Elliot Lee <sopwith(a)redhat.com> writes:
The stuff that could improve is eliminating "non-numeric version
in
release". For the sake of keeping things sane and simple, the Version:
should normally match the upstream version. If there are versions such
as 0.1beta that compare as "greater than" 0.1, then epoch should be
used.
I do not think so; non-zero epochs should be avoided. Instead of, we
should fix the non-numeric version numbers once and forever by changing
rpmvercmp() (this is inspired by something which I read on the upm
maillist but I do not have a link to it):
Introduce a smaller-than-everything delimiter like '~' so that e.g. the
following relations will hold:
1.0~a < 1.0 < 1.0a
Advantages are, that it has a clear semantic, it will not break the
traditional rpmvercmp() and does not require addition rpm headers.

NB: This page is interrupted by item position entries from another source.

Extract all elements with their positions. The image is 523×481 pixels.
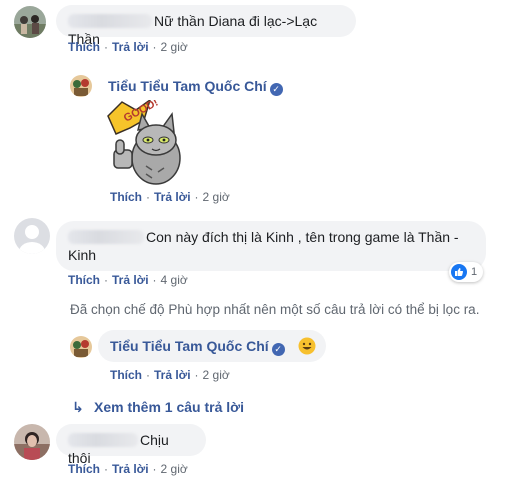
default-avatar-icon[interactable] bbox=[14, 218, 50, 254]
like-link[interactable]: Thích bbox=[110, 368, 142, 382]
verified-badge-icon: ✓ bbox=[269, 83, 283, 96]
reply-actions: Thích · Trả lời · 2 giờ bbox=[110, 190, 230, 204]
comment-bubble: Con này đích thị là Kinh , tên trong gam… bbox=[56, 221, 486, 271]
like-link[interactable]: Thích bbox=[68, 40, 100, 54]
timestamp[interactable]: 2 giờ bbox=[161, 462, 188, 476]
like-link[interactable]: Thích bbox=[110, 190, 142, 204]
reply-link[interactable]: Trả lời bbox=[154, 368, 191, 382]
reply-author-name[interactable]: Tiểu Tiểu Tam Quốc Chí bbox=[110, 338, 269, 354]
timestamp[interactable]: 4 giờ bbox=[161, 273, 188, 287]
comment-bubble: Chịu thôi bbox=[56, 424, 206, 466]
comment-actions: Thích · Trả lời · 2 giờ bbox=[68, 462, 188, 476]
avatar[interactable] bbox=[70, 75, 92, 97]
blurred-author-name[interactable] bbox=[68, 433, 138, 447]
grinning-face-icon bbox=[298, 337, 316, 355]
filter-notice: Đã chọn chế độ Phù hợp nhất nên một số c… bbox=[70, 302, 480, 317]
like-link[interactable]: Thích bbox=[68, 462, 100, 476]
reaction-summary[interactable]: 1 bbox=[449, 262, 484, 282]
blurred-author-name[interactable] bbox=[68, 14, 152, 28]
sticker: GOOD! bbox=[100, 97, 190, 188]
reaction-count: 1 bbox=[471, 266, 478, 278]
reply-link[interactable]: Trả lời bbox=[112, 273, 149, 287]
comment-actions: Thích · Trả lời · 2 giờ bbox=[68, 40, 188, 54]
reply-actions: Thích · Trả lời · 2 giờ bbox=[110, 368, 230, 382]
reply-bubble: Tiểu Tiểu Tam Quốc Chí ✓ bbox=[98, 330, 326, 362]
view-more-replies-link[interactable]: ↳ Xem thêm 1 câu trả lời bbox=[72, 399, 244, 416]
reply-author-row: Tiểu Tiểu Tam Quốc Chí ✓ bbox=[108, 78, 283, 96]
avatar[interactable] bbox=[14, 424, 50, 460]
comment-text-line: Kinh bbox=[68, 247, 97, 263]
timestamp[interactable]: 2 giờ bbox=[161, 40, 188, 54]
like-link[interactable]: Thích bbox=[68, 273, 100, 287]
reply-arrow-icon: ↳ bbox=[72, 399, 84, 415]
avatar[interactable] bbox=[14, 6, 46, 38]
verified-badge-icon: ✓ bbox=[271, 343, 285, 356]
reply-link[interactable]: Trả lời bbox=[154, 190, 191, 204]
reply-link[interactable]: Trả lời bbox=[112, 40, 149, 54]
avatar[interactable] bbox=[70, 336, 92, 358]
comment-bubble: Nữ thần Diana đi lạc->Lạc Thần bbox=[56, 5, 356, 47]
blurred-author-name[interactable] bbox=[68, 230, 144, 244]
comment-actions: Thích · Trả lời · 4 giờ bbox=[68, 273, 188, 287]
like-reaction-icon bbox=[451, 264, 467, 280]
timestamp[interactable]: 2 giờ bbox=[203, 368, 230, 382]
reply-author-name[interactable]: Tiểu Tiểu Tam Quốc Chí bbox=[108, 78, 267, 94]
timestamp[interactable]: 2 giờ bbox=[203, 190, 230, 204]
reply-link[interactable]: Trả lời bbox=[112, 462, 149, 476]
comment-text-line: Con này đích thị là Kinh , tên trong gam… bbox=[146, 229, 459, 245]
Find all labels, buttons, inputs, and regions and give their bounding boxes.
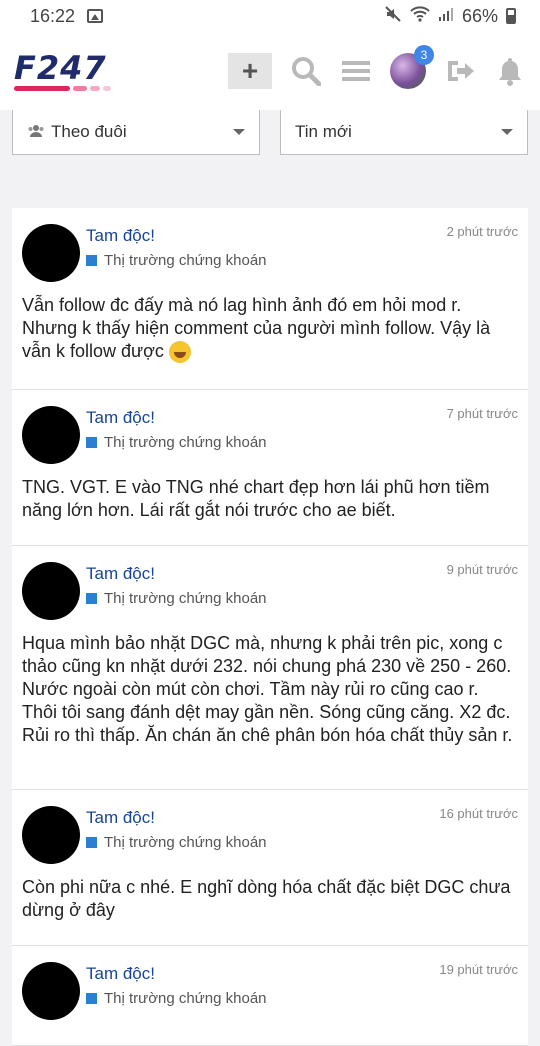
author-name[interactable]: Tam độc! bbox=[86, 564, 267, 584]
author-avatar[interactable] bbox=[22, 224, 80, 282]
post-content: Còn phi nữa c nhé. E nghĩ dòng hóa chất … bbox=[22, 877, 511, 920]
new-post-button[interactable]: + bbox=[228, 53, 272, 89]
status-bar: 16:22 66% bbox=[0, 0, 540, 32]
battery-percent: 66% bbox=[461, 5, 498, 26]
forum-tag[interactable]: Thị trường chứng khoán bbox=[86, 434, 267, 451]
user-avatar-button[interactable]: 3 bbox=[390, 45, 434, 89]
post-feed: Tam độc! Thị trường chứng khoán 2 phút t… bbox=[12, 208, 528, 1046]
status-time: 16:22 bbox=[30, 5, 76, 26]
mute-icon bbox=[384, 5, 402, 28]
gallery-notification-icon bbox=[87, 9, 104, 23]
forum-name: Thị trường chứng khoán bbox=[104, 434, 267, 451]
forum-name: Thị trường chứng khoán bbox=[104, 834, 267, 851]
forum-name: Thị trường chứng khoán bbox=[104, 252, 267, 269]
forum-color-icon bbox=[86, 993, 97, 1004]
author-avatar[interactable] bbox=[22, 562, 80, 620]
post-card[interactable]: Tam độc! Thị trường chứng khoán 7 phút t… bbox=[12, 390, 528, 546]
author-name[interactable]: Tam độc! bbox=[86, 964, 267, 984]
notification-count-badge: 3 bbox=[414, 45, 434, 65]
author-avatar[interactable] bbox=[22, 406, 80, 464]
post-content: TNG. VGT. E vào TNG nhé chart đẹp hơn lá… bbox=[22, 477, 490, 520]
forum-tag[interactable]: Thị trường chứng khoán bbox=[86, 252, 267, 269]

Disadvantages are some uglyness in the naming, that you can not use
'~' as a reqular character anymore (I am not aware of any package
having this) and that it causes problems with previous rpm versions
not knowing this.
That's one of the situations that epoch was created for.
Epochs were acceptably with the previous behavior (missing epoch in
comparision means the epoch of the other side). The current behavior
(no epoch means epoch 0) makes it impossible to depend on any upstream
version. Therefore, non-zero epochs should be avoided.